Study finds brand perceptions impact instrumentation suppliers
Brand perception and performance influence user instrumentation choices, a recent market research study shows.
Brand perception and performance influence user instrumentation choices, a recent market research study shows. “Brand Perceptions of Life Science Instrumentation Suppliers,” a survey conducted by BioInformatics, LLC , polled 1,800 life scientists to obtain an in-depth look at nine instrumentation categories, from basic instruments such as centrifuges to cutting-edge technologies such as DNA microarray and high-throughput screening instruments.
According to the study, the life science instrumentation market is characterized by sectors with varying levels of competitive intensity, but across the market as a whole, a number of suppliers have established dominant brands. The report is intended to help suppliers identify core elements that contribute positively to their overall brand perception.
Among the areas probed by the survey were post-sales support, customer loyalty, and brand strength. It notes that respondents said they were less than satisfied with the level of post-sales support they receive from their instrumentation suppliers, specifically instrument calibration, technical support, replacement parts and service, and warranties. The finding suggests, says the survey summary, that while suppliers may view a sale as a culmination of a customer relationship, customers view the sale as the beginning of a relationship and have unmet expectations.

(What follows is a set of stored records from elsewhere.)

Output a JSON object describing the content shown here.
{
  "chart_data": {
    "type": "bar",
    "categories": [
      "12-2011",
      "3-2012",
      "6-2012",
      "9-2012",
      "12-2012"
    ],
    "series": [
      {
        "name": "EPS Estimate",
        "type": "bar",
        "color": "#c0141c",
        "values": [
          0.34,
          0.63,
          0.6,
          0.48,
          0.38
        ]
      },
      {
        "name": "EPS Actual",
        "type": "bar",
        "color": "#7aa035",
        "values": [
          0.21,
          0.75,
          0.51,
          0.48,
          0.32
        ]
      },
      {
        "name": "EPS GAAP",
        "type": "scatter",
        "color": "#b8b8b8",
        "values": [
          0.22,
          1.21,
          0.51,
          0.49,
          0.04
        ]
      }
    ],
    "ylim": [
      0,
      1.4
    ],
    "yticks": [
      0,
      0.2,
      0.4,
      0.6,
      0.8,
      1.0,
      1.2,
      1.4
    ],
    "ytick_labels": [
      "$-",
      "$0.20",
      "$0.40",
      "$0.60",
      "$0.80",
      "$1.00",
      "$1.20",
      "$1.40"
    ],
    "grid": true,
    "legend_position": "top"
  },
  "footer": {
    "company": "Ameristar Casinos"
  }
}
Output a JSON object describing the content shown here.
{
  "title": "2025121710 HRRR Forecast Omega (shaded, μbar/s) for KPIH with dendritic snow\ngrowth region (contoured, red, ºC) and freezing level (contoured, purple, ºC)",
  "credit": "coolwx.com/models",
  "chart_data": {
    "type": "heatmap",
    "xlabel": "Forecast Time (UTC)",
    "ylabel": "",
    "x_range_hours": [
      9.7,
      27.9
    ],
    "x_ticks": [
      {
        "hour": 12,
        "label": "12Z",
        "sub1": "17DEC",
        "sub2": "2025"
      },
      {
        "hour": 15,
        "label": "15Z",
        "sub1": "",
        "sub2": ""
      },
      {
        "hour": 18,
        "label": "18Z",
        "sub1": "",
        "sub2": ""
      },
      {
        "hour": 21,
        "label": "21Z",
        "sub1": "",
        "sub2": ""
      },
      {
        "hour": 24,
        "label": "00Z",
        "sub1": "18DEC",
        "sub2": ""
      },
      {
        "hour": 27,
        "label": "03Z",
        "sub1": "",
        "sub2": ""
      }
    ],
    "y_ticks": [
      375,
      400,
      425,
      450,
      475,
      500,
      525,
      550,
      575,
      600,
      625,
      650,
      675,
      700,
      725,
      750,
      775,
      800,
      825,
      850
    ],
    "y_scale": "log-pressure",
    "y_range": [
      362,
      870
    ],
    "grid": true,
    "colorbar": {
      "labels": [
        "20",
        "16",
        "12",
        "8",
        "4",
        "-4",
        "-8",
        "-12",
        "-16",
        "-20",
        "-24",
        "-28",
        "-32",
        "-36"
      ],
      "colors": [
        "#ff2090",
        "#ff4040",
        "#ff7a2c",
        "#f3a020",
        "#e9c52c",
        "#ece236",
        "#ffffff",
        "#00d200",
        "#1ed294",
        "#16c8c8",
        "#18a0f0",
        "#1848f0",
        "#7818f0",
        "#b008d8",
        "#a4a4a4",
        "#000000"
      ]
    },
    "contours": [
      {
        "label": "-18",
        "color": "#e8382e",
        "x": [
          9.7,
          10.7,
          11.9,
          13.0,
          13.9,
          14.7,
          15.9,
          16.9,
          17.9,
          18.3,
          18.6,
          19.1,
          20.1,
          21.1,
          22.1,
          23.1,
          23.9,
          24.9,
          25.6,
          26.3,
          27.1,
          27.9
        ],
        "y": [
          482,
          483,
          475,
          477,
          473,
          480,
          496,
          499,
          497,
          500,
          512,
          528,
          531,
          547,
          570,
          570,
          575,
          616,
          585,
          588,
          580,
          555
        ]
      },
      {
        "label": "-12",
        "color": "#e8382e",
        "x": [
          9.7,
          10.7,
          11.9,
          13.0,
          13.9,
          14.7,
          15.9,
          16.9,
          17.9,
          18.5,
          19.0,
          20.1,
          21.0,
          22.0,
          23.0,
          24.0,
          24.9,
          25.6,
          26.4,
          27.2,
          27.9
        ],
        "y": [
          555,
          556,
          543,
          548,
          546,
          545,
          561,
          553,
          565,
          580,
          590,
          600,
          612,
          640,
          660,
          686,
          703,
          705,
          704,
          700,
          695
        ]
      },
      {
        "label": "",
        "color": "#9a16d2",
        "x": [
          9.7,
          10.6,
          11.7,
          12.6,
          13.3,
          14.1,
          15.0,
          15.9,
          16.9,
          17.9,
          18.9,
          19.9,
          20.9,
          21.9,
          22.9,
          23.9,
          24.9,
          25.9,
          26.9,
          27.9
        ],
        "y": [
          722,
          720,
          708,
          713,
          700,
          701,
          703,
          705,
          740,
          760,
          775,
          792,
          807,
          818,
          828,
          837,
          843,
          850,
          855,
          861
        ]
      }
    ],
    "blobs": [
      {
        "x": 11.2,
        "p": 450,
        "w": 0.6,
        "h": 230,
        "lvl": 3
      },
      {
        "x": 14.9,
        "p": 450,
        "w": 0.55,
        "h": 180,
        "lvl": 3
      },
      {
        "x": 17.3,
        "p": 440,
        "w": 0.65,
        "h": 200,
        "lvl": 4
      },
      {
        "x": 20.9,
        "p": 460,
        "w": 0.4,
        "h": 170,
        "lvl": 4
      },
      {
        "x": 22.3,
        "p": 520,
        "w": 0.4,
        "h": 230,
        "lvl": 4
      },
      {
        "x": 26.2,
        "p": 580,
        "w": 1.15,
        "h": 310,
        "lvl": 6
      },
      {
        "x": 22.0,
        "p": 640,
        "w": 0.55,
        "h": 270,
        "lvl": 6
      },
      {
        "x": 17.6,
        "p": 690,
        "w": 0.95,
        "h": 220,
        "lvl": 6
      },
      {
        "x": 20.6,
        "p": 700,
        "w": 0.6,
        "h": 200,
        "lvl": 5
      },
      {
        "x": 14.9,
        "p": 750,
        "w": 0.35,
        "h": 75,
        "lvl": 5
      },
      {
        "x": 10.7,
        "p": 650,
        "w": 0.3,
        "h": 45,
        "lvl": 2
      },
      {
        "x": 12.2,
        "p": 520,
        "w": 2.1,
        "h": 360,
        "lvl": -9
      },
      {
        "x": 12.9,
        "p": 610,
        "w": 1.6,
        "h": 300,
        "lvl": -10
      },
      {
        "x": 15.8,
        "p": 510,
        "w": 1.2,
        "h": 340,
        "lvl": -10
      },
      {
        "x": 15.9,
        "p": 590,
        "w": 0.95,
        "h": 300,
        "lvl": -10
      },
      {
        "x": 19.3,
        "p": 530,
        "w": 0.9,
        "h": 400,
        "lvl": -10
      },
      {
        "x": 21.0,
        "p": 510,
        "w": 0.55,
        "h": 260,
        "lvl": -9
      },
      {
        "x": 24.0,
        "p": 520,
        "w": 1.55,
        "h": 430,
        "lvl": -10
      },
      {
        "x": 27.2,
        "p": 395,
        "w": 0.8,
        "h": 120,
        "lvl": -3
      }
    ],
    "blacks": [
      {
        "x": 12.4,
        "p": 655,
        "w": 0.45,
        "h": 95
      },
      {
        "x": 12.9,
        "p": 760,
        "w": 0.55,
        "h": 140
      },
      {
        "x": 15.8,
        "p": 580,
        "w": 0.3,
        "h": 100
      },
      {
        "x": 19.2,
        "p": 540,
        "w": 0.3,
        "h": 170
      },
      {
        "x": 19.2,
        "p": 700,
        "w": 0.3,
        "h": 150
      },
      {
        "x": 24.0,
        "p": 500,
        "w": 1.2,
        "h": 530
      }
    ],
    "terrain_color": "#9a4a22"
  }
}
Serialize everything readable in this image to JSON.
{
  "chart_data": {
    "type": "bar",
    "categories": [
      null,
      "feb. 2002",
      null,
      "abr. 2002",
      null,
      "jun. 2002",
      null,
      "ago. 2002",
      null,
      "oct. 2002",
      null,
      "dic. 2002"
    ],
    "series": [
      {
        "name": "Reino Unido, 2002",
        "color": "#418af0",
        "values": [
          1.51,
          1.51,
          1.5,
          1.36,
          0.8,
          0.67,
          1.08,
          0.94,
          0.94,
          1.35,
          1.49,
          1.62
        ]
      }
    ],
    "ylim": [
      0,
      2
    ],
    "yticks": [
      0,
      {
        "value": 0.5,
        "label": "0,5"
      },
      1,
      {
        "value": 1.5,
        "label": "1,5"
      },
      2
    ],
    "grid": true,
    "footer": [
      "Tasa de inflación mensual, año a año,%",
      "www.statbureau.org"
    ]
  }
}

The survey also found customers have varying degrees of loyalty to their instrumentation suppliers. Another indicator of changes in the competitive landscape, says the report, stems from analyses of the suppliers that scientists associate with different types of instruments and those companies the scientists say they will purchase from in the future. Discrepancies between answers in these two areas may indicate competitive threats and provide a measure of the effectiveness of a company’s brand strategy.